Ai fini della configurabilità del delitto di ricettazione è, infatti, necessaria anche la consapevolezza della provenienza illecita del bene ricevuto, senza che sia peraltro indispensabile che tale consapevolezza si estenda alla precisa e completa conoscenza delle circostanze di tempo, di modo e di luogo del reato presupposto, potendo anche essere desunta da prove indirette, allorchè siano tali da generare in qualsiasi persona di media levatura intellettuale, e secondo la comune esperienza, la certezza della provenienza illecita di quanto ricevuto.
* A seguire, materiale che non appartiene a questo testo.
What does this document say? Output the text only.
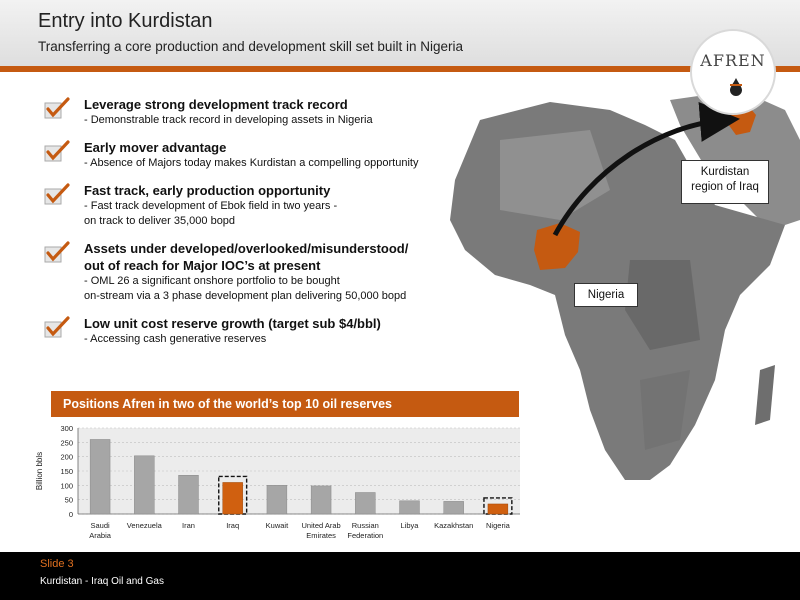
Entry into Kurdistan
Transferring a core production and development skill set built in Nigeria
Kurdistan
region of Iraq
Nigeria
AFREN
Leverage strong development track record
- Demonstrable track record in developing assets in Nigeria
Early mover advantage
- Absence of Majors today makes Kurdistan a compelling opportunity
Fast track, early production opportunity
- Fast track development of Ebok field in two years -
on track to deliver 35,000 bopd
Assets under developed/overlooked/misunderstood/
out of reach for Major IOC’s at present
- OML 26 a significant onshore portfolio to be bought
on-stream via a 3 phase development plan delivering 50,000 bopd
Low unit cost reserve growth (target sub $4/bbl)
- Accessing cash generative reserves
Positions Afren in two of the world’s top 10 oil reserves
0
50
100
150
200
250
300
Billion bbls
Saudi
Arabia
Venezuela	Iran	Iraq	Kuwait United Arab
Emirates
Russian
Federation
Libya Kazakhstan Nigeria
Slide 3
Kurdistan - Iraq Oil and Gas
Questa Corte ha più volte affermato che la conoscenza della provenienza delittuosa della cosa può desumersi da qualsiasi elemento, anche indiretto, e quindi anche dal comportamento dell’imputato che dimostri la consapevolezza della provenienza illecita della cosa ricettata, ovvero dalla mancata – o non attendibile – indicazione della provenienza della cosa ricevuta, la quale è sicuramente rivelatrice della volontà di occultamento, logicamente spiegabile con un acquisto in mala fede (Cass. sez. 2^ 11 giugno 2008 n. 25756, Nardino; sez. 2^ 27 febbraio 1997 n. 2436, Savie).

Si impone pertanto, alla luce dei principi di diritto sopra richiamati, l’annullamento della sentenza impugnata, con rinvio ad altra sezione della Corte di appello di Genova per il nuovo giudizio.
P.Q.M.

annulla con rinvio la sentenza impugnata e dispone trasmettersi gli atti ad altra sezione della Corte di appello di Genova, per nuovo giudizio.

Testo non ufficiale. La sola stampa del bollettino ufficiale ha carattere legale.